Des rebelles syriens relâchent 21 casques bleus tenus en otages depuis mercredi

BEYROUTH - Des rebelles syriens ont libéré 21 casques bleus philippins samedi après les avoir gardés en otages pendant quatre jours, mettant ainsi fin à un différend avec les Nations Unies qui a valu aux opposants du président Bachar el-Assad beaucoup de critiques.

Les casques bleus enlevés faisaient partie d'une unité ayant passé quatre décennies à surveiller le cessez-le-feu entre Israël et la Syrie sans qu'il n'y ait d'incident.

Ils ont franchi la frontière et sont arrivés sains et saufs en Jordanie samedi après-midi, a révélé Mokhtar Lamani, l'envoyé de l'ONU et de la Ligue arabe à Damas.

Le secrétaire général des Nations Unies, Ban Ki-Moon, s'est réjoui de la nouvelle et a exhorté tous les partis en Syrie à respecter la liberté de circulation des casques bleus.

Les victimes ont été kidnappées mercredi et ont été détenus à Jamlah, un village situé dans le sud-ouest du pays près de la Jordanie et du plateau de Golan, qui est contrôlé par Israël.

Leurs ravisseurs, qui sont membres de la Brigade des martyrs de Yarmouk, avaient d'abord déclaré qu'ils relâcheraient leurs otages seulement lorsque les troupes du régime syrien auraient quitté la région.
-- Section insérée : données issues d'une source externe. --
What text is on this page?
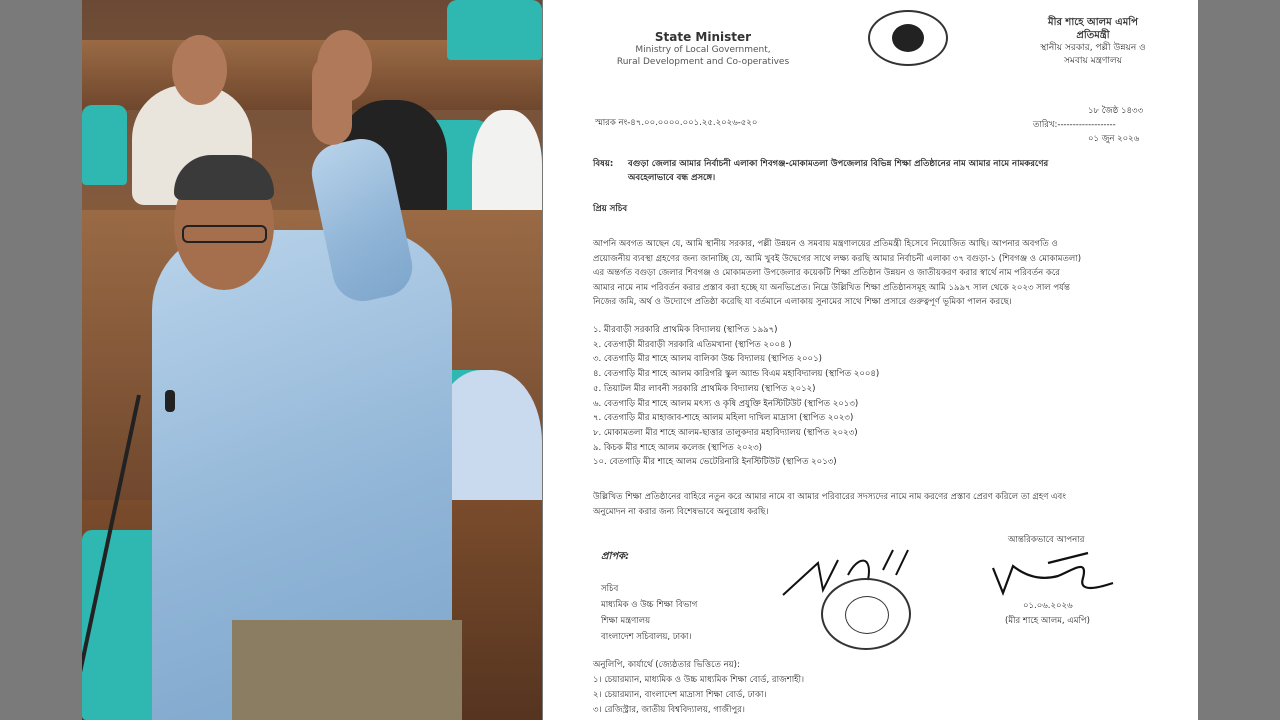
State Minister
Ministry of Local Government,
Rural Development and Co-operatives
মীর শাহে আলম এমপি
প্রতিমন্ত্রী
স্থানীয় সরকার, পল্লী উন্নয়ন ও
সমবায় মন্ত্রণালয়
স্মারক নং-৪৭.০০.০০০০.০০১.২৫.২০২৬-৫২০
১৮ জৈষ্ঠ ১৪৩৩
তারিখ:-------------------
০১ জুন ২০২৬
বিষয়: বগুড়া জেলার আমার নির্বাচনী এলাকা শিবগঞ্জ-মোকামতলা উপজেলার বিভিন্ন শিক্ষা প্রতিষ্ঠানের নাম আমার নামে নামকরণের
অবহেলাভাবে বন্ধ প্রসঙ্গে।
প্রিয় সচিব
আপনি অবগত আছেন যে, আমি স্থানীয় সরকার, পল্লী উন্নয়ন ও সমবায় মন্ত্রণালয়ের প্রতিমন্ত্রী হিসেবে নিয়োজিত আছি। আপনার অবগতি ও
প্রয়োজনীয় ব্যবস্থা গ্রহণের জন্য জানাচ্ছি যে, আমি খুবই উদ্বেগের সাথে লক্ষ্য করছি আমার নির্বাচনী এলাকা ৩৭ বগুড়া-১ (শিবগঞ্জ ও মোকামতলা)
এর অন্তর্গত বগুড়া জেলার শিবগঞ্জ ও মোকামতলা উপজেলার কয়েকটি শিক্ষা প্রতিষ্ঠান উন্নয়ন ও জাতীয়করণ করার স্বার্থে নাম পরিবর্তন করে
আমার নামে নাম পরিবর্তন করার প্রস্তাব করা হচ্ছে যা অনভিপ্রেত। নিম্নে উল্লিখিত শিক্ষা প্রতিষ্ঠানসমূহ আমি ১৯৯৭ সাল থেকে ২০২৩ সাল পর্যন্ত
নিজের জমি, অর্থ ও উদ্যোগে প্রতিষ্ঠা করেছি যা বর্তমানে এলাকায় সুনামের সাথে শিক্ষা প্রসারে গুরুত্বপূর্ণ ভূমিকা পালন করছে।
১. মীরবাড়ী সরকারি প্রাথমিক বিদ্যালয় (স্থাপিত ১৯৯৭)
২. বেতগাড়ী মীরবাড়ী সরকারি এতিমখানা (স্থাপিত ২০০৪ )
৩. বেতগাড়ি মীর শাহে আলম বালিকা উচ্চ বিদ্যালয় (স্থাপিত ২০০১)
৪. বেতগাড়ি মীর শাহে আলম কারিগরি স্কুল অ্যান্ড বিএম মহাবিদ্যালয় (স্থাপিত ২০০৪)
৫. তিয়াটল মীর লাবনী সরকারি প্রাথমিক বিদ্যালয় (স্থাপিত ২০১২)
৬. বেতগাড়ি মীর শাহে আলম মৎস্য ও কৃষি প্রযুক্তি ইনস্টিটিউট (স্থাপিত ২০১৩)
৭. বেতগাড়ি মীর মাহাজাব-শাহে আলম মহিলা দাখিল মাদ্রাসা (স্থাপিত ২০২৩)
৮. মোকামতলা মীর শাহে আলম-ছাত্তার তালুকদার মহাবিদ্যালয় (স্থাপিত ২০২৩)
৯. কিচক মীর শাহে আলম কলেজ (স্থাপিত ২০২৩)
১০. বেতগাড়ি মীর শাহে আলম ভেটেরিনারি ইনস্টিটিউট (স্থাপিত ২০১৩)
উল্লিখিত শিক্ষা প্রতিষ্ঠানের বাহিরে নতুন করে আমার নামে বা আমার পরিবারের সদস্যদের নামে নাম করণের প্রস্তাব প্রেরণ করিলে তা গ্রহণ এবং
অনুমোদন না করার জন্য বিশেষভাবে অনুরোধ করছি।
আন্তরিকভাবে আপনার
প্রাপক:
০১.০৬.২০২৬
(মীর শাহে আলম, এমপি)
সচিব
মাধ্যমিক ও উচ্চ শিক্ষা বিভাগ
শিক্ষা মন্ত্রণালয়
বাংলাদেশ সচিবালয়, ঢাকা।
অনুলিপি, কার্যার্থে (জ্যেষ্ঠতার ভিত্তিতে নয়):
১। চেয়ারম্যান, মাধ্যমিক ও উচ্চ মাধ্যমিক শিক্ষা বোর্ড, রাজশাহী।
২। চেয়ারম্যান, বাংলাদেশ মাদ্রাসা শিক্ষা বোর্ড, ঢাকা।
৩। রেজিস্ট্রার, জাতীয় বিশ্ববিদ্যালয়, গাজীপুর।
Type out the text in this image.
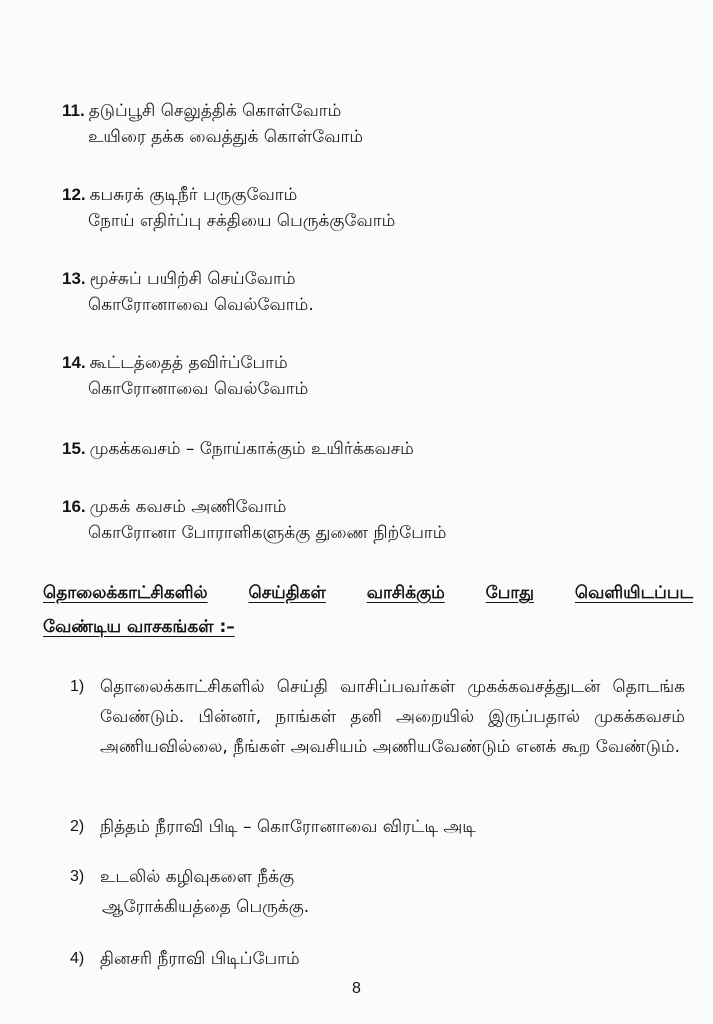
11. தடுப்பூசி செலுத்திக் கொள்வோம்
உயிரை தக்க வைத்துக் கொள்வோம்
12. கபசுரக் குடிநீர் பருகுவோம்
நோய் எதிர்ப்பு சக்தியை பெருக்குவோம்
13. மூச்சுப் பயிற்சி செய்வோம்
கொரோனாவை வெல்வோம்.
14. கூட்டத்தைத் தவிர்ப்போம்
கொரோனாவை வெல்வோம்
15. முகக்கவசம் – நோய்காக்கும் உயிர்க்கவசம்
16. முகக் கவசம் அணிவோம்
கொரோனா போராளிகளுக்கு துணை நிற்போம்
தொலைக்காட்சிகளில் செய்திகள் வாசிக்கும் போது வெளியிடப்பட
வேண்டிய வாசகங்கள் :–
1) தொலைக்காட்சிகளில் செய்தி வாசிப்பவர்கள் முகக்கவசத்துடன் தொடங்க வேண்டும். பின்னர், நாங்கள் தனி அறையில் இருப்பதால் முகக்கவசம் அணியவில்லை, நீங்கள் அவசியம் அணியவேண்டும் எனக் கூற வேண்டும்.
2) நித்தம் நீராவி பிடி – கொரோனாவை விரட்டி அடி
3) உடலில் கழிவுகளை நீக்கு
ஆரோக்கியத்தை பெருக்கு.
4) தினசரி நீராவி பிடிப்போம்
8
Dans les jours ayant précédé le kidnapping, les rebelles avaient conquis plusieurs points de contrôle des forces du président Assad et semblaient craindre les représailles.

Toutefois, lorsque l'enlèvement a fait les manchettes, les insurgés ont laissé tomber leur requête et commencé à négocier la libération des casques bleus avec les représentants de l'ONU.

Une première tentative de la part des Nations Unies pour aller chercher les otages vendredi a été annulée en raison des combats qui faisaient rage dans la zone.

Un porte-parole des rebelles a révélé sous le couvert de l'anonymat qu'une autre équipe de l'ONU avait pris la route de Jamlah samedi mais avait aussi dû renoncer à l'expédition à cause des affrontements et que les insurgés avaient alors décidé d'accompagner les casques bleus jusqu'à frontière entre la Syrie et la Jordanie.